Falling down the well-worn ladder from brilliant to colorful to beleaguered to disgraced, Bankman-Fried landed in a pile of battered demigods. Remember elizabeth holmesthe turtle-necked twenty-something who pretended disrupt the blood testing industry? prison sentence. Remember adam neumanthe founder of WeWork who stated the real estate sector was a technological game? Bounced from your company (albeit under a gigantic golden parachute). Do you remember Elon Musk? Oh right: he won’t let us forget it, as he publicly sheds the crazy persona of him as a fox to reveal the real crazy self of him as a crazy person.

Journalists would be wise to write profiles of modern moguls in vanishing ink: there’s less record to correct when history falls apart. But that advice begs the question: Why are the mythmakers so wrong? It’s one thing to realize that IBM Chairman Thomas Watson got it wrong when he sell data processing services to the Nazis; at least IBM was real.
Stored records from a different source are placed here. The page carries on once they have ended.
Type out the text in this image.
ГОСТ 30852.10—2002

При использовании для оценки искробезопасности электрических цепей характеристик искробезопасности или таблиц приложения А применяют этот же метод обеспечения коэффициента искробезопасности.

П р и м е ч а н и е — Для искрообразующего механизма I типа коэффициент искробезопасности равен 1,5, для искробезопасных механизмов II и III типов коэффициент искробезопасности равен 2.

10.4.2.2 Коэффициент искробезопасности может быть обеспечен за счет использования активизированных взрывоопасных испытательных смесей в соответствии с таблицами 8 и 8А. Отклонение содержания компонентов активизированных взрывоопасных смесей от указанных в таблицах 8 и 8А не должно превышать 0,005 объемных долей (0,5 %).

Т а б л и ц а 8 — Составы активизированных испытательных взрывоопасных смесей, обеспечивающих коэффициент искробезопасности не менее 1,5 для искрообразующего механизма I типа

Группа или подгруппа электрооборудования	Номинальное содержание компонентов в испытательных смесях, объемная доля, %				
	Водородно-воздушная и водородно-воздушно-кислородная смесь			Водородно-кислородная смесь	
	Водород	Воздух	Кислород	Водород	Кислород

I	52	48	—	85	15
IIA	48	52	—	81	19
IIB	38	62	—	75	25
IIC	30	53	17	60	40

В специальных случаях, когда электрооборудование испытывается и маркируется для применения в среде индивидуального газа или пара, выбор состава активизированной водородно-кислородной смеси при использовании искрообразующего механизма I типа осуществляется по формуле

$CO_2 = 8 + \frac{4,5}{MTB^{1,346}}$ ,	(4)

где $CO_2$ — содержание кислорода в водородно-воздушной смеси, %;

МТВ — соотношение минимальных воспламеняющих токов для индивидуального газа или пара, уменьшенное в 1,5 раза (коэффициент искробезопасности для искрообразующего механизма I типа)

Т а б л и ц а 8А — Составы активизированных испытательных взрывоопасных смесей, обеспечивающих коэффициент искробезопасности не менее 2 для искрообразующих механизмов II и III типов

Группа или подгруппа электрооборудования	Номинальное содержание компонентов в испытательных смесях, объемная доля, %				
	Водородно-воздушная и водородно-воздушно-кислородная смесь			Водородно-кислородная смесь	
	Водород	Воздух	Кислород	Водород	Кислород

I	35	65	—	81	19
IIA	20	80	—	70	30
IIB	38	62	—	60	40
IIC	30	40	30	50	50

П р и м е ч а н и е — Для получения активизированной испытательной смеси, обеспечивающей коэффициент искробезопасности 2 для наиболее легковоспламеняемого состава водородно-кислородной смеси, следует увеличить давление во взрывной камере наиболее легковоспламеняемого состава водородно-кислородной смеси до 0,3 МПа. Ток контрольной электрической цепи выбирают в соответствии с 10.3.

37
Today’s recurring theme is overrated creators of overrated companies.

The problem boils down to two facts, both related to the technological revolution. The first is the belief, not entirely unfounded, that new technologies are for young people. Any parent who asks a child to Photoshop the family Christmas card can relate to this, as can older relatives who run venture capital firms (and desperate pension funds who gamble in their casinos). They are fans of the rants of the young because they believe that only the young can perceive the next new thing.

The second fact follows from the first. The more mysterious the product, the more credible the business. The credulity of investors and business writers in the face of this reasoning is staggering. They’ll think a kid in a T-shirt (Bankman-Fried) can make a major financial trade between video games. They will believe that losing millions of dollars a day in real estate is the equivalent of a high growth tech company (Neumann). They will believe in a tunnel through missouri full of super fast hover cars (Musk).

Portraits of the rich have always been distorted, their best features exaggerated, their flaws airbrushed. But in earlier times, shrines were built on the real thing: Carnegie steel. Hershey’s chocolate. The sodas, razors and insurance policies by Warren Buffett. No more. Today, all it takes to be celebrated as an entrepreneur is a gullible investor luring others into a FOMO frenzy.

Fear of missing something, that is. Ben Franklin, who taught us to earn and save a penny at a time, wouldn’t approve.